Fate

The swirls of smoke rose up in still air. It was dark and yet she could trace the curves of grey, rising and diffusing into pitch black. Images were created, distorted, and transformed. She sat there, in her comfortable spot, the sofa she so loved, it held her body perfectly in place; it was like the hands of a lover, comforting and warm.
She was smoking her tenth cigarette in the row. Her mind forced her to think: why?
Why and when did she first get into this habit? It was bland, it was tasteless, it did nothing to her, and it did nothing for her. The answer she thought was hidden in the smoke. And it was. As she watched it rise she could see her deepest desires curved in those little swirls. The desire of being wanted to be heavier than all others; it rose but fell and rose again.

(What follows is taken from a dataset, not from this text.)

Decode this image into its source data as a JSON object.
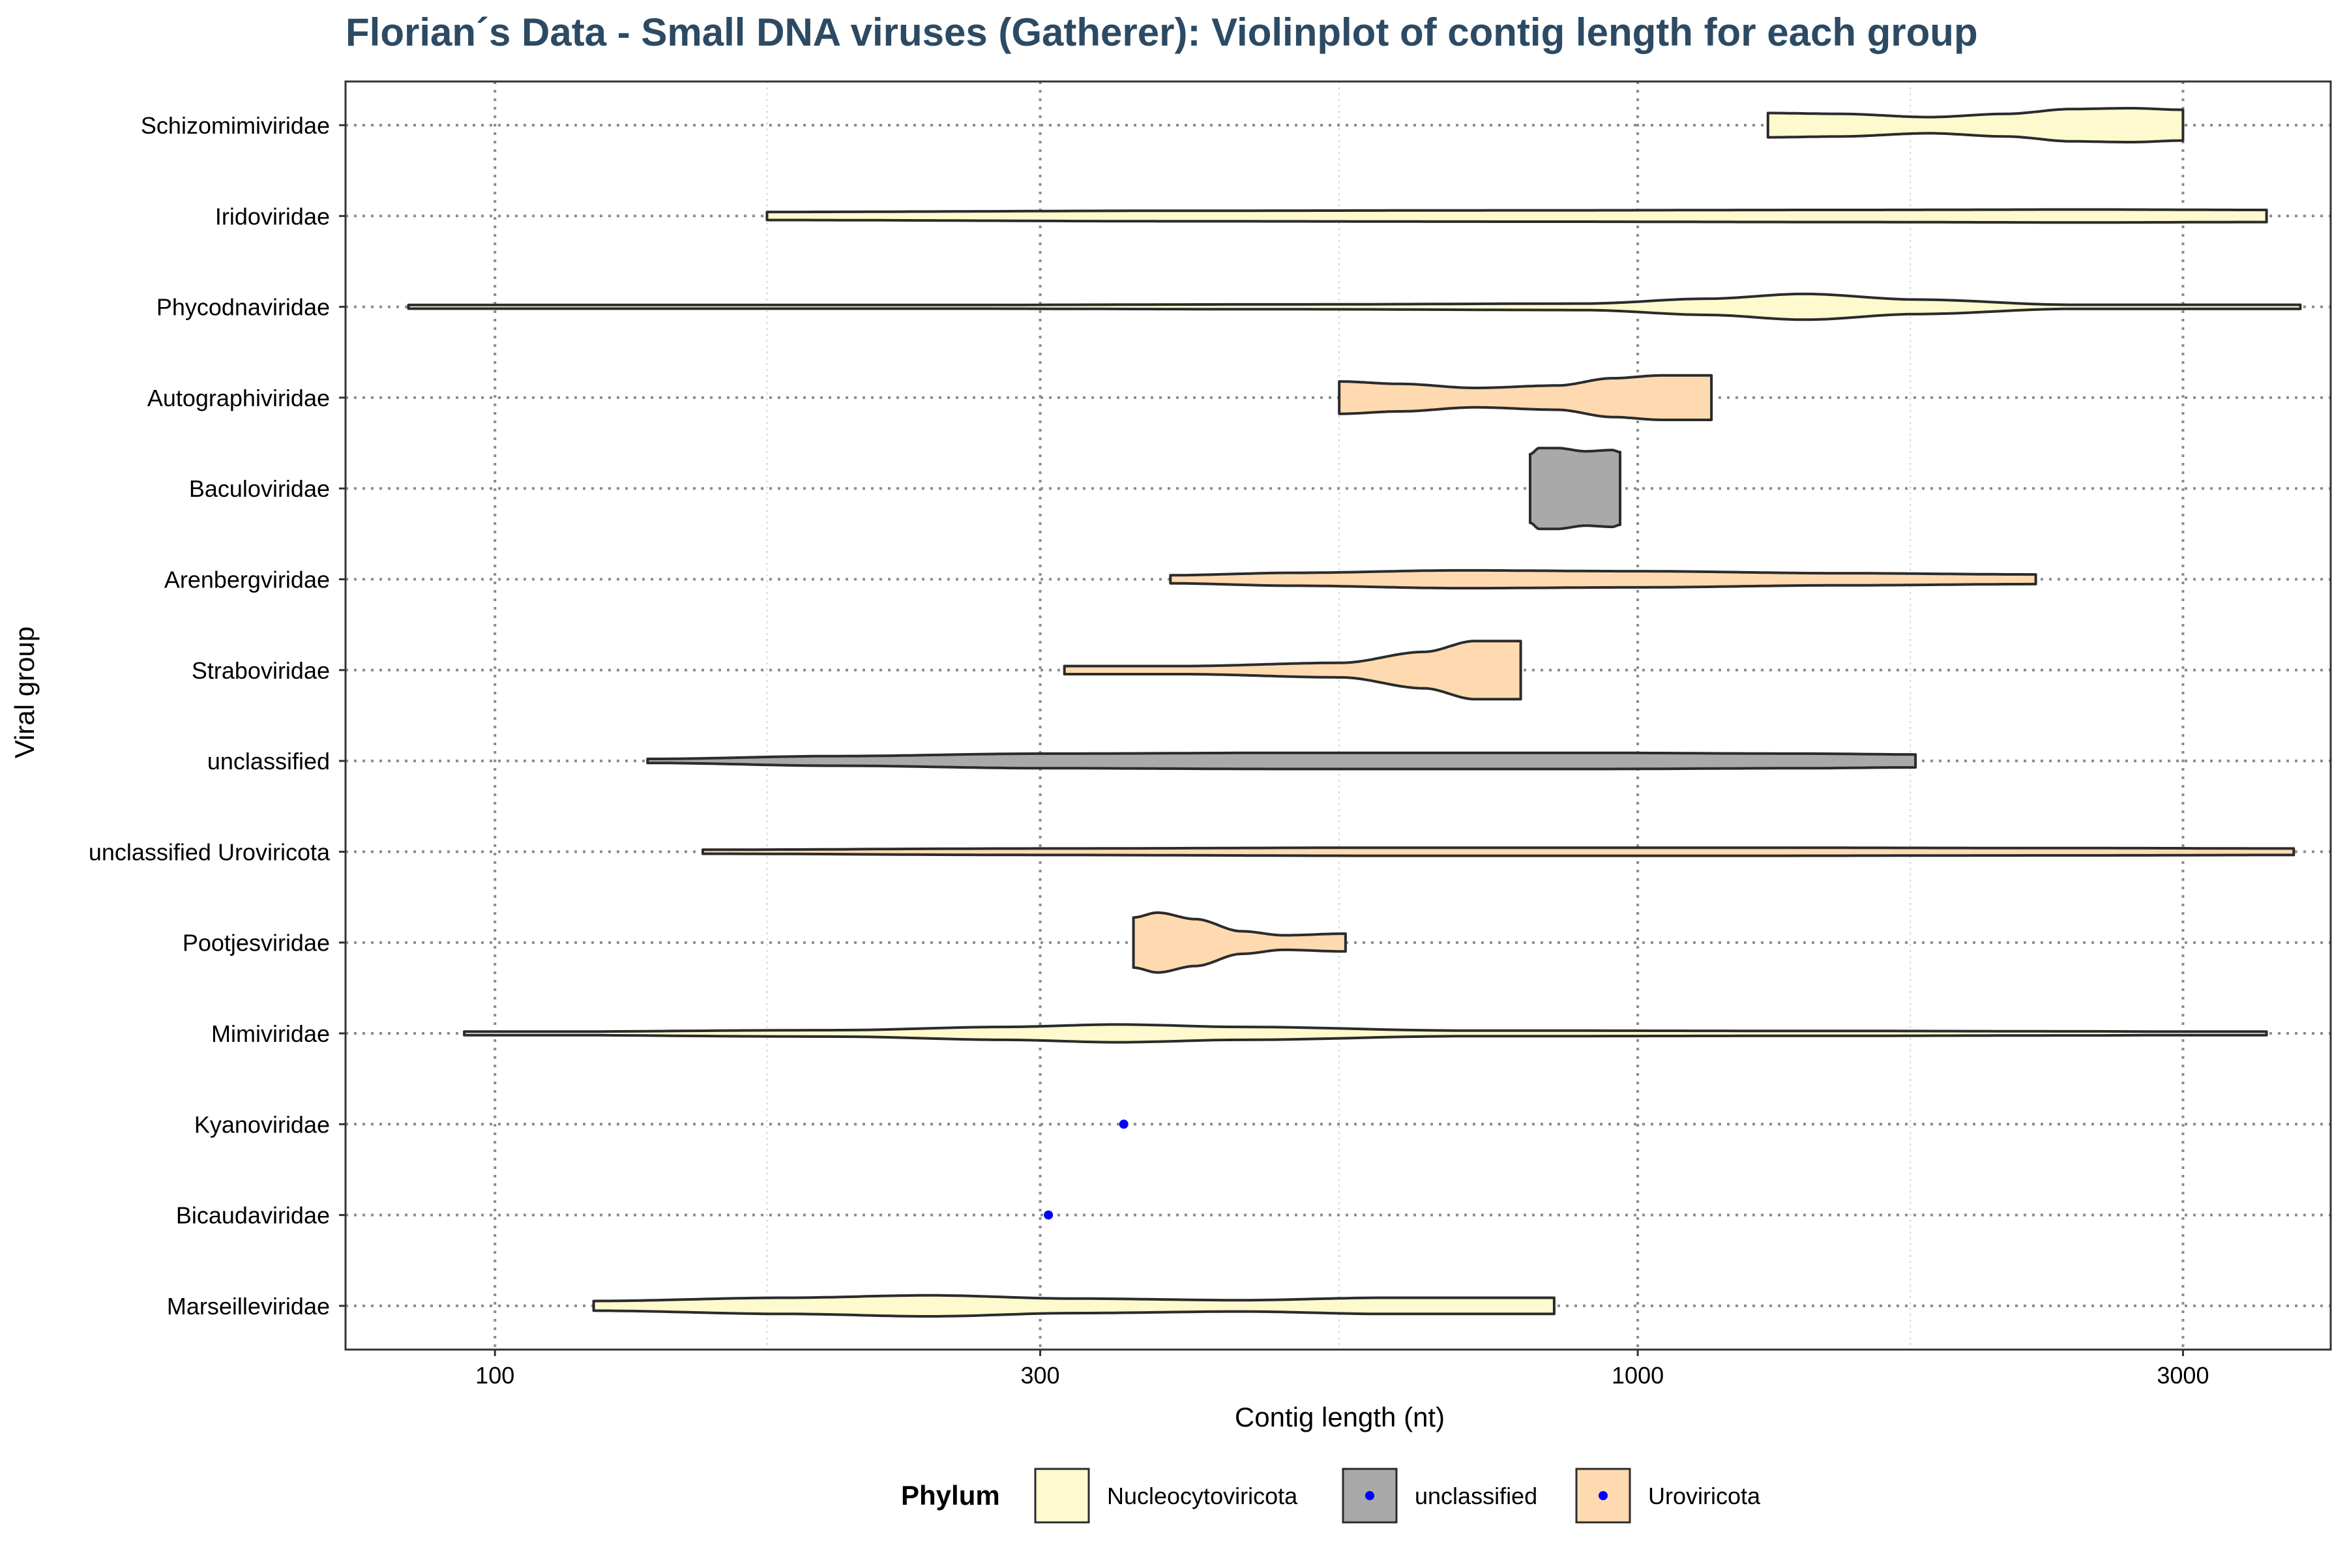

She looked at the cigarette in her hand, it was half-smoked; she watched the glow for a minute or two before touching it to her lips.
None knew where she was, hidden away from reality and within the darkness. She felt safe but alone. She looked at the swirls again to see if she could find an answer within them. She saw it then.
The same silhouette she wished would never cross her eyes; it was round, with little hands and tiny toes. It was there, in midair, floating and cuddled by the grey around it. It got bigger and beautiful, it got bigger and crippled. The red glow seemed to have lit it on fire. It cried, it screamed, it was in pain.
She was horrified, she was paralyzed, and she couldn’t move, her eyes darted, screams got louder, shrieks pierced her ears, her eyes started to burn, but she still couldn’t look away. The tiny hands were ripped off the fragile arms and the arms were ripped off the little round body, the head got cut into half, the head seemed to look upon its own body. The toes were cold, the toes weren’t toes, they spun to a thread, and with a pinch of fire all was set. There was no red.
“I must have done it.” She thought to herself “I did what was necessary; I did it because there was no other way”. And she had done it. She had done it in her room; she did it when her mother was sleeping; she did it in daylight. It had bled, it hurt, but there was no other way. She was a respectful little lady with a respectful family and her need to preserve her respect had made her do it. To her, God meant nothing, morals meant nothing, life and death had meant nothing. Because at that moment it all nullified, she hadn’t thought of anything and her life did flow as normal as it could get.
She woke up every day and slept every night. All smiled and all were fine. Life flowed just as it did yesterday, tomorrow would be no different and neither would be the third, next day. There was a story to this, there were days and nights and months and years which led had led to this.
There was a time when a palmist had looked her in the eyes and said nothing. And months later, her mother had pointed it out, “because his eyes said all, he said nothing.” And it was true, it wasn’t three it was four. But it was only the fate of three to see the light of day, to breathe, to sing, to dance and live.
The three were successful, she was successful, all had passed and all was well. None saw hurdles, none saw pain, and maybe that was the fact which filled in her, the fear of fire. Now in this decrepit old age, morals did matter, God was everything, death was inevitable and there was no answer. No way could she know if beyond this was heaven or hell.